Selim Nurudeen

Personal information
- Born: 1 February 1983 (age 43)
- Height: 6 ft 1 in (1.85 m)

Sport
- Country: Nigeria
- Sport: Track and field
- College team: Notre Dame

Medal record
Men's athletics
Representing Nigeria
All-Africa Games
| Gold medal – first place | 2007 Algiers | 110 m hurdles |
| Silver medal – second place | 2011 Maputo | 110 m hurdles |
African Championships
| Silver medal – second place | 2010 Nairobi | 110 m hurdles |
| Silver medal – second place | 2012 Porto-Novo | 110 m hurdles |
| Bronze medal – third place | 2008 Addis Ababa | 110 m hurdles |

= Selim Nurudeen =

Nigerian hurdler

Selim Nurudeen (born 1 February 1983) is a hurdler from Nigeria.
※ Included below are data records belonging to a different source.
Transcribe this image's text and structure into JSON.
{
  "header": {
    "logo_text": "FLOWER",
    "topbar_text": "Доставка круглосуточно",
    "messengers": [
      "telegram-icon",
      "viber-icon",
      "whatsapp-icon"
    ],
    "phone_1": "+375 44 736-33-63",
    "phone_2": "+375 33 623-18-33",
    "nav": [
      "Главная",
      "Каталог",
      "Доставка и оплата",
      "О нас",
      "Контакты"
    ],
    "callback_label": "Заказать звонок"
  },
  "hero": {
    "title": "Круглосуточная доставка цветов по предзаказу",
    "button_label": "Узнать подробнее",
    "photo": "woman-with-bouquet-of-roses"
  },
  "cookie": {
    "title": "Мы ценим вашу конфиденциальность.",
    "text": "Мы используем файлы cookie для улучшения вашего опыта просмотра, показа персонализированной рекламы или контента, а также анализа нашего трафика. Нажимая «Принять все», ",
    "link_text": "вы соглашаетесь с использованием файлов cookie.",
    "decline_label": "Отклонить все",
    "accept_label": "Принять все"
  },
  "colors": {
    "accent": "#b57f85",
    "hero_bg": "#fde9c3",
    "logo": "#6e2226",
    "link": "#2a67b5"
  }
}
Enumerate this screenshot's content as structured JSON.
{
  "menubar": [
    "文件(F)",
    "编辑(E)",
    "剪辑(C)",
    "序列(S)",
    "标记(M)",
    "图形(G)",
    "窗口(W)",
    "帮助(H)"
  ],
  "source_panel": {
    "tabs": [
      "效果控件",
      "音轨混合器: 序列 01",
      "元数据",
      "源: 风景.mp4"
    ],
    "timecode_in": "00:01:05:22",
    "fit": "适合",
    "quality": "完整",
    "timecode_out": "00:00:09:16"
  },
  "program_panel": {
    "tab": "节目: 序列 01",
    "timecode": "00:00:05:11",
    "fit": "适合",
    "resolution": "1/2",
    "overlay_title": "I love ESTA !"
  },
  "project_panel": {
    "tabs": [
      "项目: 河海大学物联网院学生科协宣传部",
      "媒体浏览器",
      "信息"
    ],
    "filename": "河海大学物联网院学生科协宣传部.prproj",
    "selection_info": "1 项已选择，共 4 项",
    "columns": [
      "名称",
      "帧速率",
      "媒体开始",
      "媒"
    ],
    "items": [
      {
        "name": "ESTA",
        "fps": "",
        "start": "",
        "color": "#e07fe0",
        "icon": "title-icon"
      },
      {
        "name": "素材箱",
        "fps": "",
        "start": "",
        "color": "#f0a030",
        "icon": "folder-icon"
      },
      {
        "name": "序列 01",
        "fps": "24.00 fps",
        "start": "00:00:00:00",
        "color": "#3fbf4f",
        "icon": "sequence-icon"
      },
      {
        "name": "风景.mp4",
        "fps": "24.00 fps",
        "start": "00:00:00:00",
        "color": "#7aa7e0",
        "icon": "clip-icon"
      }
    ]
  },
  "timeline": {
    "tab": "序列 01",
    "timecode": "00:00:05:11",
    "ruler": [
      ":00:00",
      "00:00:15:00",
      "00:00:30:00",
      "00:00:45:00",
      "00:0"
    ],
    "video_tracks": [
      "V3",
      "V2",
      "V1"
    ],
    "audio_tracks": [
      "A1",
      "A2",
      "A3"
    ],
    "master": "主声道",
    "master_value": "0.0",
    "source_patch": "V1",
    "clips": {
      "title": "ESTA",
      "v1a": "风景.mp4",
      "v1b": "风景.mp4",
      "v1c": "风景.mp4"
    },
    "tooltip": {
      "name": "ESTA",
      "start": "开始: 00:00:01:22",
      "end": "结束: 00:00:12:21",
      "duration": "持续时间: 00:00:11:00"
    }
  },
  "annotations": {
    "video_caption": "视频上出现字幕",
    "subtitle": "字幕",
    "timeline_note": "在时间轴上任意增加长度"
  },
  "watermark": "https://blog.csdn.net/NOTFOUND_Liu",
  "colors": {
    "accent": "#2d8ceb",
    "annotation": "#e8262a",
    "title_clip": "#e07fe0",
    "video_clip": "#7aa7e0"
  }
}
In 2010 he competed at the 2010 African Championships in Nairobi, Kenya, and won the silver medal in the 110 metre hurdles with a time of 13.83 seconds. He has twice represented Nigeria at the Olympics, in 2008 and 2012. He currently holds Nigerian athletic records in the indoor 60 meter hurdles with a time of 7.64.

At the 2005 NCAA Division I Indoor Track and Field Championships, Nurudeen was an All-American in the 60 metres hurdles for the Notre Dame Fighting Irish track and field team.